La MAESTA’ DI MARIA (LA MADONNA DI S. AGNESE)

Via di Santa Maria dell’Anima

Un capolavoro riscoperto

La realizzazione o il restauro di alcune importanti edicole sacre fra Cinquecento e Ottocento rientra nel programma culturale, religioso e politico delle principali famiglie nobiliari romane. Quando l’ingresso della chiesa di S. Agnese si apriva sulla via dell’Anima la facciata era arricchita da un affresco raffigurante la Madonna col Bambino; molto venerata e molto antica – per alcuni trecentesca – questa immagine fu salvaguardata e conservò il suo posto per volere della famiglia Doria Pamphilj. Gli anni del pontificato di Innocenzo X Pamphilj coincidono con il periodo di maggior splendore della famiglia durante il quale le floride finanze consentono di avviare un nutrito programma di rinnovamento urbanistico che comprende la sistemazione di piazza Navona con la costruzione di un nuovo palazzo e la ristrutturazione della chiesa di S. Agnese. La chiesa-cappella di famiglia che affianca il palazzo diviene oggetto di numerosi interventi: Borromini e Rainaldi sono i nomi più noti legati alla sua sistemazione.

La Madonna di S. Agnese fu per volere della committenza, i principi Doria Pamphilj, conservata e ricollocata nell’antica posizione dopo i restauri della chiesa.
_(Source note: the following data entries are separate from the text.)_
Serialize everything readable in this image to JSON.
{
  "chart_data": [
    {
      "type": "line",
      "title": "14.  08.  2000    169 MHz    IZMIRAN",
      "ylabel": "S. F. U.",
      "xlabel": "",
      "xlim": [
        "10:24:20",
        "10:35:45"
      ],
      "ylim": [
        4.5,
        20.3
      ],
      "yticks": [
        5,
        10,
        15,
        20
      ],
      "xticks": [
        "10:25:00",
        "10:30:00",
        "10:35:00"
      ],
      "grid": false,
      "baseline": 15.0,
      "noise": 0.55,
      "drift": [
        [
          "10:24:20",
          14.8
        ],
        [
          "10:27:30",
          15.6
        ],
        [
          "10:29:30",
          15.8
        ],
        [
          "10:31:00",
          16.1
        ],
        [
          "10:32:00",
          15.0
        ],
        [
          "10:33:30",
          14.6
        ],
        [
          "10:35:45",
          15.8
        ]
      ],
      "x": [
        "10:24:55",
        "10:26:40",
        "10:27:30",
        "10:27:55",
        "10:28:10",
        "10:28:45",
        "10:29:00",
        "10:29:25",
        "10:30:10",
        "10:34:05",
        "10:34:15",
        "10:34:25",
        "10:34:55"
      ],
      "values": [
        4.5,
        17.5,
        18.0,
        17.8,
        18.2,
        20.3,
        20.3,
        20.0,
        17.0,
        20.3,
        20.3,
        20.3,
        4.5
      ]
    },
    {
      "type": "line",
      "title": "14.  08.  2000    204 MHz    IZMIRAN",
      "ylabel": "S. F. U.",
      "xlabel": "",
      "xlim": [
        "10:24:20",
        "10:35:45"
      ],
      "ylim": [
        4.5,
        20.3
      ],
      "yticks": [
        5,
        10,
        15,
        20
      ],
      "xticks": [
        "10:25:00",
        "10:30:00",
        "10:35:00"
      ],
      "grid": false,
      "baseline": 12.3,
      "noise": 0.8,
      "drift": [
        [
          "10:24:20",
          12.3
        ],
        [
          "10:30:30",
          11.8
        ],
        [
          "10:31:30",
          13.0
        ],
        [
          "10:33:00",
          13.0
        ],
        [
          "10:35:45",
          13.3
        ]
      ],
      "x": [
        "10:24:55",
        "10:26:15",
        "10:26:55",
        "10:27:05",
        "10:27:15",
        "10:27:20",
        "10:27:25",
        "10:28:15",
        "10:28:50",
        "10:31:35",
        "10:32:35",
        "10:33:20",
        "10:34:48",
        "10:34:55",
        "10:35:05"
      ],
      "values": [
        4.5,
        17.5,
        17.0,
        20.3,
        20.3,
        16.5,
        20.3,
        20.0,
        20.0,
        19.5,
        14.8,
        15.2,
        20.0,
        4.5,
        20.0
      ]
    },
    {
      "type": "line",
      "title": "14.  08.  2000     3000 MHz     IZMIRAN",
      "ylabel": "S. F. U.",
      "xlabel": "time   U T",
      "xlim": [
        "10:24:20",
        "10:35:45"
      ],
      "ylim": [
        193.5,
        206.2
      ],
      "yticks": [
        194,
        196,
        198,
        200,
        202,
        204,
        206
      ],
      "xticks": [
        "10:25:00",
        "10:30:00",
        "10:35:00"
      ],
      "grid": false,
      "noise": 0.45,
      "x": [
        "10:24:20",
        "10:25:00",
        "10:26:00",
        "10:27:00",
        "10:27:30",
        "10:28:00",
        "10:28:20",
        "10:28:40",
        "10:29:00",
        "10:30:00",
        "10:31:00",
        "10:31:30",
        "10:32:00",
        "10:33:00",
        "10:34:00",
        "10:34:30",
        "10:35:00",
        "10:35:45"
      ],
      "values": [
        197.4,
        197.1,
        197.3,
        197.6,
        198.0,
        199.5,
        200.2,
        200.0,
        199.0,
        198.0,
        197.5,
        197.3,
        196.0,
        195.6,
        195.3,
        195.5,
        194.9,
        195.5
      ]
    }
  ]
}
La bellissima immagine della Madonna e del Bambino recentemente attribuita ad Antoniazzo Romano – (Antonio Aquilio) attivo a Roma dal 1461 al 1508 e fecondo artista interprete tra i più noti della tradizione religiosa della Roma quattrocentesca - ha da poco riacquistato tutto il suo splendore all’interno dell’elegante castone del prospetto di Via dell’Anima. Fu Carlo Rainaldi, architetto della fabbrica, a progettare nel 1653 questa austera ma raffinatissima edicola per la nuova collocazione dell’affresco molto venerato che già si trovava sulla facciata dell’antica chiesa di S. Agnese, che aveva il suo ingresso in questa via. Dal 7 al 12 ottobre 1652 si svolsero le fasi di recupero con la sistemazione il 9 ottobre di un “telaro” intorno all’affresco, costituito di quattro tavole di olmo per avvolgere l’immagine e per il suo successivo trasporto. Temporaneamente, infatti – per consentire i lavori di rifacimento della facciata, che sarebbe divenuta la parte posteriore della chiesa – l’affresco fu ricoverato nella chiesa stessa. L’affresco venne sistemato nella sua sede definitiva il 23-28 giugno del 1653 e la famiglia Doria Pamphilj si incaricò di assicurare l’illuminazione dell’immagine, provvedendo a pagare le spese per la lampada più volte restaurata.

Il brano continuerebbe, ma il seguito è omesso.